25 May 2017, The Tablet

Christians divided over security


Iraq’s main Churches are divided over how best to safeguard Christians in the north of the country after the defeat of Islamic State.

Iraq’s main Churches are divided over how best to safeguard Christians in the north of the country after the defeat of Islamic State (IS) militants in that region, writes Abigail Frymann Rouch. Archbishop Bashar Warda of Erbil told The Tablet the Chaldean Church rejected the idea of an internationally protected enclave: earlier this month some bishops from the Syriac Catholic and Syriac Orthodox Churches supported such a move.

Iraqi Christians are deeply concerned that even after the military defeat of IS – which still holds part of the city of Mosul – IS sympathisers may remain among the population.
 
However, Archbishop Warda said: “Being a sovereign country you cannot really ask for international troops to come and protect you … It would be good if it would be granted, but it’s not realistic.” He said Christians’ future lay in working with Iraqis of all faiths. Foreign countries, he said, had a role in putting pressure on “all concerned parties”.

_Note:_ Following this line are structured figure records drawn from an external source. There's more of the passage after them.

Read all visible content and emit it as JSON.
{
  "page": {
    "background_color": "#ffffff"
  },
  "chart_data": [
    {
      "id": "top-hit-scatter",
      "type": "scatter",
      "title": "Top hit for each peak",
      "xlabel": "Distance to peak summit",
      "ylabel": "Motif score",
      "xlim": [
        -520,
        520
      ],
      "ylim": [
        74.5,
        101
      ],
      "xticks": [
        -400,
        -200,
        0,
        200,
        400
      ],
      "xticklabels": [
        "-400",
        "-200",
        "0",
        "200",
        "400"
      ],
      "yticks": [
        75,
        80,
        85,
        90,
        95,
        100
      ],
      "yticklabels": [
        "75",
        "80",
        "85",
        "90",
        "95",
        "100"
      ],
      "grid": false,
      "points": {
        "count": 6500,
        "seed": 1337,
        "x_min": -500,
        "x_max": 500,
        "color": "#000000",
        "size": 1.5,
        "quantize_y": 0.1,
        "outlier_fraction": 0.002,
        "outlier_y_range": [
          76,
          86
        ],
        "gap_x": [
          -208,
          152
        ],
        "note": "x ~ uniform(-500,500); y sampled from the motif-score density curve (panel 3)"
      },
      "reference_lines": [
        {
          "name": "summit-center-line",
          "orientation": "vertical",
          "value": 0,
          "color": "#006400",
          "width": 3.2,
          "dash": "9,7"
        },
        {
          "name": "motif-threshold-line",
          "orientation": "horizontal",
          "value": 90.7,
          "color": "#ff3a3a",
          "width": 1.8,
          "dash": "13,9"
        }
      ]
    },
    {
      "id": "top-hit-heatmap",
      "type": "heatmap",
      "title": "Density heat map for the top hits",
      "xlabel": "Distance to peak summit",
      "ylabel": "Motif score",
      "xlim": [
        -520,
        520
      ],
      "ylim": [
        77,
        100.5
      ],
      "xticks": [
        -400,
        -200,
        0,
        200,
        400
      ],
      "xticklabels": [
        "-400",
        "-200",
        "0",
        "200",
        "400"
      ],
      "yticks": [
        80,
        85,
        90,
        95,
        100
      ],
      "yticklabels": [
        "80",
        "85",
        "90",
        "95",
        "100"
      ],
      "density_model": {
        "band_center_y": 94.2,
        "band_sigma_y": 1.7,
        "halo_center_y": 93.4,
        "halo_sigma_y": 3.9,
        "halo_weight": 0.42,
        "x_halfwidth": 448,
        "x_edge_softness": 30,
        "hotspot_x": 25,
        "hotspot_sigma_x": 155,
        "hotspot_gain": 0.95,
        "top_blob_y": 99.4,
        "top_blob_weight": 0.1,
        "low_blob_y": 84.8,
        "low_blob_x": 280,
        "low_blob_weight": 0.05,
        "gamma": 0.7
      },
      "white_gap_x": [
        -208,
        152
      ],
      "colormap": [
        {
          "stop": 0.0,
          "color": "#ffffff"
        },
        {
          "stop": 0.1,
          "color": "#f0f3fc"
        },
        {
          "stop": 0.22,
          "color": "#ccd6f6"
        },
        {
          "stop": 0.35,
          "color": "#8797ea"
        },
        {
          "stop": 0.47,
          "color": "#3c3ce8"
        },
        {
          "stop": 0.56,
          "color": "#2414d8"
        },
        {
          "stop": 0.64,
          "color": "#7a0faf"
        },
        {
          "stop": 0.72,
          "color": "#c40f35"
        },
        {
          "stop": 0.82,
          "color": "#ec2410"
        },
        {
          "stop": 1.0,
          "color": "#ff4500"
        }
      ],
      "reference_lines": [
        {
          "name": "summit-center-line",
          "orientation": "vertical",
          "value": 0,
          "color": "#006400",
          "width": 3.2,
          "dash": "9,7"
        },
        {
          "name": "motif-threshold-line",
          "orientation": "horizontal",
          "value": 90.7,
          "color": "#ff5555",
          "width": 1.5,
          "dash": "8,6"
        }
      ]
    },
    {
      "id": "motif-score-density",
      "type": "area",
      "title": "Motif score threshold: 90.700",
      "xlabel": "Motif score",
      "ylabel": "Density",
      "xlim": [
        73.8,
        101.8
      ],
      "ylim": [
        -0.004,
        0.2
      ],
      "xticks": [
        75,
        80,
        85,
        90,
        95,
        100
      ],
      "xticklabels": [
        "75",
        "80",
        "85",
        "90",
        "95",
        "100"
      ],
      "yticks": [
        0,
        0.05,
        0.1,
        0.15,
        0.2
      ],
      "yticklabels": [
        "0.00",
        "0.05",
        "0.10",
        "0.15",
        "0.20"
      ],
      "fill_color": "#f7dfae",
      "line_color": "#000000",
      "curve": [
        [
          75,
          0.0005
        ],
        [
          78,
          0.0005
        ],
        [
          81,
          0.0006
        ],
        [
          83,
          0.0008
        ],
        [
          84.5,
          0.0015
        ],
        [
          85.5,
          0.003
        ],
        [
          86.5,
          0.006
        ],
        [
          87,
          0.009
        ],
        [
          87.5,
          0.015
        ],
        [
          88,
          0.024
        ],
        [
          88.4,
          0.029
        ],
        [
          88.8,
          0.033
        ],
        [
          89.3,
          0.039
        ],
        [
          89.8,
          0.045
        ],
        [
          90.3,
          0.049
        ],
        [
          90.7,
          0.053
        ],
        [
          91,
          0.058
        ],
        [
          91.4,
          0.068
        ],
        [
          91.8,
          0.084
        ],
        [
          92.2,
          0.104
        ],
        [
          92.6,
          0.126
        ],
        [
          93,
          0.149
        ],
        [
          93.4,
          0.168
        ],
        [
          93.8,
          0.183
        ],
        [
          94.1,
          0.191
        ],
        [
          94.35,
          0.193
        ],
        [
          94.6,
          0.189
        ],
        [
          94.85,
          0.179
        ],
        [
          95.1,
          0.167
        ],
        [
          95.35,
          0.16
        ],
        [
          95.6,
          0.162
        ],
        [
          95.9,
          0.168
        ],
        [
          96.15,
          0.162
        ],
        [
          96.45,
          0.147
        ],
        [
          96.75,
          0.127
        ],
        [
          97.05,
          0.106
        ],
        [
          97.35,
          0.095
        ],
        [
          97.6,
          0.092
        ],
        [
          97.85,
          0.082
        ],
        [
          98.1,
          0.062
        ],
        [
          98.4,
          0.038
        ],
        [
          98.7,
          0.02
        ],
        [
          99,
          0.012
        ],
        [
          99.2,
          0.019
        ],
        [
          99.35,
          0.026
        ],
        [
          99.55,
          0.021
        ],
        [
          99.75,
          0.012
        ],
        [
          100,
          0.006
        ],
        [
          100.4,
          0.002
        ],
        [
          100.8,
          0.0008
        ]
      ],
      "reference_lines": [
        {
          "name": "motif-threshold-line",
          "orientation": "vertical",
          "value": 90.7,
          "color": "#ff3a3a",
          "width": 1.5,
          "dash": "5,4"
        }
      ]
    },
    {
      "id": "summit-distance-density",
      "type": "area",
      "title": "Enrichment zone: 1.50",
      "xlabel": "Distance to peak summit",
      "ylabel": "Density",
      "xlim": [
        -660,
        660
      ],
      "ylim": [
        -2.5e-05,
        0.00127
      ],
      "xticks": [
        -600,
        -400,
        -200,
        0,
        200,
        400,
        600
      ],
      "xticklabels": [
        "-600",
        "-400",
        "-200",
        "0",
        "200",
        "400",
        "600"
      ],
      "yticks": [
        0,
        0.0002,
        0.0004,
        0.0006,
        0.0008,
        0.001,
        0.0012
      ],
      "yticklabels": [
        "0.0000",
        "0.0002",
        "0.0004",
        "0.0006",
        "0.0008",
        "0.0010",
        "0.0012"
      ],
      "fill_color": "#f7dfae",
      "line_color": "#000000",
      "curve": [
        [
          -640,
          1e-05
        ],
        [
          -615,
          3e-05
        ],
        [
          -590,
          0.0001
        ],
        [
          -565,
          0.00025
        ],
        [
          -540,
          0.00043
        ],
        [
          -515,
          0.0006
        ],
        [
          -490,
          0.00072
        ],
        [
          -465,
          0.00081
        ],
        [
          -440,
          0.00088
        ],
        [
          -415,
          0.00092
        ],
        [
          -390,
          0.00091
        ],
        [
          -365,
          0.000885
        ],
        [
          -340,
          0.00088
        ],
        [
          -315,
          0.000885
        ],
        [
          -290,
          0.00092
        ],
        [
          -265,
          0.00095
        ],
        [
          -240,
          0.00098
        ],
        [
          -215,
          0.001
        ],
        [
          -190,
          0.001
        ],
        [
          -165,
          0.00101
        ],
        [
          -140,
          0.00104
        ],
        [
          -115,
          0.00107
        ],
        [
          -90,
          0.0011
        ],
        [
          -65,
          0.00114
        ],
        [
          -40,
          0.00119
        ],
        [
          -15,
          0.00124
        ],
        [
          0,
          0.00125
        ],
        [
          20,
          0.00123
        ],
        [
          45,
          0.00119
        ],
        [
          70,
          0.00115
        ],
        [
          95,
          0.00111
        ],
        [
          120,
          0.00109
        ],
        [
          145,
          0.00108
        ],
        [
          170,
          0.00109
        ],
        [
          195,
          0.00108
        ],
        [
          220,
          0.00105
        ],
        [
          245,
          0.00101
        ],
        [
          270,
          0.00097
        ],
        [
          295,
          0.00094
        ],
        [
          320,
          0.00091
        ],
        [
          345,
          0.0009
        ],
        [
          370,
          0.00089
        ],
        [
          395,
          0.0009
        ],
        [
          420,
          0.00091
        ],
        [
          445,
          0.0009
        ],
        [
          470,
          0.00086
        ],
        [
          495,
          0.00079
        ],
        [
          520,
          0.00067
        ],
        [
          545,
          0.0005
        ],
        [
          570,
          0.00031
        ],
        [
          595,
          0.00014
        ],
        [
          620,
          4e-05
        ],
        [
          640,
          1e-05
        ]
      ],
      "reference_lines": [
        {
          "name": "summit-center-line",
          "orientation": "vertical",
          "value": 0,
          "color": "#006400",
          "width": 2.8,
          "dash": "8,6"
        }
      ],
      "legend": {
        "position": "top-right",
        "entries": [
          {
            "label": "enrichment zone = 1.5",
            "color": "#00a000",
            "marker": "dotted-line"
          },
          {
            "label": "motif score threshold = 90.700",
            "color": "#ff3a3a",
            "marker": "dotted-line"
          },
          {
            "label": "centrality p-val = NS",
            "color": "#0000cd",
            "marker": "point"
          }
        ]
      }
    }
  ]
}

Egypt: The persecution of Christians in Egypt was raised by the head of the Coptic Orthodox Church, Pope Tawadros II, as he visited the Archbishop of Dublin, Diarmuid Martin, last week, writes Sarah Mac Donald. Pope Tawadros, in Ireland to consecrate two new Coptic churches in Dublin and Waterford, warned that in Egypt today, “Christians are struggling for their existence”.

“We have a long history of martyrs,” the Coptic Pope said and referred to the “martyrs” of St George’s Church in Tanta and St Mark’s Cathedral, Alexandria, on Palm Sunday when Islamists killed 45 people. Tawadros said the Copts were aiming, with President Abdel Fattah al-Sisi’s Government, “to build a new Egypt” of religious tolerance.